Good Multivariate normality coefficient but suspicious univariate indices in AMOS, what to do? We are conducting a research with 15 observed variables. Before starting a SEM model based on our data-set (of 531 cases), we tried to check for uni-variate & multivariate normality problems. The attached image shows the results from AMOS.
A discussion between team members started from this point: are these results acceptable for the data-set to be analyzed in SEM or not? 
Some researchers argued that while we have a good multivariate normality indices we can continue analyzing with ML estimation method. While other researches said that we should look, not only at the multivariate Mardia's coefficient, but also at the univariate indices which may indicate a univariate non-normality problem with some observed variables.
Also, a debate between the members about the acceptable c.r. values of Skew & Kurtosis was launched without access to a convincing opinion.
So, first, are the results acceptable for starting the SEM analyze with ML estimation method? 
Second, if not, where is the major problem and how to resolve it? 
Third, What is the acceptable range of c.r. values for Skew & Kurtosis coefficients?

 A: I'm paraphrasing your questions a litte bit, in order to still answer them even though I don't think you have the data problems that you think you do:
Question 1: Are The Observed Skewness/Kurtosis values acceptable for ML-based SEM?
I would say yes. Based on suggested cutoffs for normality that I am familiar with (Skewness > 2, Kurtosis > 7; from Cohen, Cohen, West, & Aiken, 2002), your data actually do not violate univariate normality assumptions. And I think under most circumstances, it is quite unusual (if not impossible) to come across data that meet multivariate but not univariate normality assumptions.
Question 2: What To Do When Data Do Not Meet Normality Assumptions?
Let's say that you had data that did, in fact, have clear Skewness/Kurtosis problems. A likely consequence of this non-normality would be that your $\chi^2$ statistic (and therefore other indexes) of model fit will be biased, as would your standard errors for your model parameter estimates (Finney & DiStefano, 2008). One potential solution is the use of "robust" maximum-likelihood estimators (e.g., MLR, MLM) that will produce a Satorra-Bentler scaled $\chi^2$ test statistic and standard errors (Satorra & Bentler, 2010), which will be less biased. Finney and DiStefano's review (2008) suggests that this approach performs relatively well compared to alternatives, both under cases of moderately and severely non-normal data. If you go this route, just be mindful that you will need to use an additional correction factor in the course of performing nested-model comparisons with competing $\chi^2$ values (the Mplus folks have a good discussion of this issue here)
PS: sadly, I'm not certain what "c.r." values for Skewness and Kurtosis represent.
References
Cohen, J., Cohen, P., & Stephen, G. (2002).

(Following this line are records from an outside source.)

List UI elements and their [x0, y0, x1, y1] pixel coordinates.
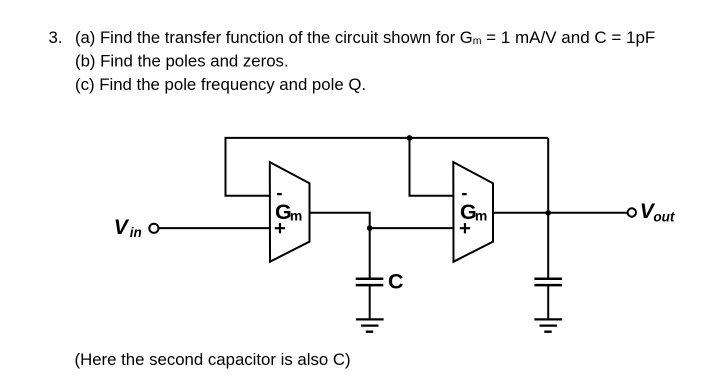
- input terminal circle: [149, 224, 158, 233]
- svg-text:3.: 3.: [49, 28, 63, 47]
- junction dot Vout node: [545, 210, 551, 216]
- wire node V1 to Gm2 non-inverting input: [370, 227, 454, 229]
- Gm1 inverting input minus sign: [277, 193, 282, 195]
- wire Gm1 output to node V1 and down to capacitor C1: [310, 213, 370, 278]
- wire Vin input to Gm1 non-inverting input: [159, 227, 270, 229]
- svg-text:(c) Find the pole frequency an: (c) Find the pole frequency and pole Q.: [75, 75, 366, 94]
- Gm2 inverting input minus sign: [462, 193, 467, 195]
- junction dot node V1: [367, 225, 373, 231]
- svg-text:m: m: [475, 208, 487, 224]
- transconductor Gm1 body: [270, 162, 310, 262]
- ground under C2: [534, 319, 562, 331]
- capacitor C1 plates: [356, 279, 384, 285]
- ground under C1: [356, 319, 384, 331]
- wire capacitor C1 to ground: [369, 285, 371, 319]
- wire Vout net vertical (top wire down to capacitor C2): [547, 138, 549, 278]
- Gm2 non-inverting input plus sign: [460, 223, 470, 233]
- svg-text:(b) Find the poles and zeros.: (b) Find the poles and zeros.: [75, 51, 289, 70]
- svg-text:in: in: [130, 225, 142, 240]
- svg-text:m: m: [290, 208, 302, 224]
- Gm1 non-inverting input plus sign: [275, 223, 285, 233]
- wire Vout net to output terminal: [548, 212, 627, 214]
- wire top feedback from Vout net to Gm1 inverting input: [226, 138, 549, 196]
- wire Gm2 output to Vout net: [493, 212, 548, 214]
- wire feedback tap to Gm2 inverting input: [410, 138, 454, 196]
- svg-text:(Here the second capacitor is: (Here the second capacitor is also C): [75, 350, 351, 369]
- output terminal circle: [628, 208, 636, 216]
- svg-text:(a) Find the transfer function: (a) Find the transfer function of the ci…: [75, 28, 655, 47]
- transconductor Gm2 body: [453, 162, 493, 262]
- junction dot on top feedback wire: [407, 135, 413, 141]
- svg-text:V: V: [114, 216, 130, 239]
- svg-text:out: out: [653, 209, 674, 224]
- capacitor C2 plates: [534, 279, 562, 285]
- wire capacitor C2 to ground: [547, 285, 549, 319]
- svg-text:C: C: [388, 269, 404, 293]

West, and Leona S. Aiken. Applied Multiple Regression/Correlation Analysis for the Behavioral Sciences (3rd edition). Mahwah, NJ: Lawrence Erlbaum.
Finney, S. J., & DiStefano, C. (2008). Non-normal and categorical data in structural equation modeling. In G. R. Hancock & R. D. Mueller (Eds.), Structural Equation Modeling: A Second Course (pp. 269-314). Information Age Publishing.
Satorra, A., & Bentler, P.M. (2010). Ensuring positiveness of the scaled difference chi-square test statistic. Psychometrika, 75, 243-248.
A: C. r. values (critical ratio) values equal to 1.96 or less point to the existence of non-significant Skewness or kurtosis. Value of 0.679 < 1.96 mean there isn't significant non-normality, for the correspondent Mardia's coefficient value (2.55).
I would next check the Mahalanobis d-squared distance, verify the highest
possible outliers and might delete them. Re-run and check the values of sk and ku.
Them possibility I would go with the ML estimator, and then check the loadings of the itens with "bad" sk and ku values. The second approach it's using the ADF estimator.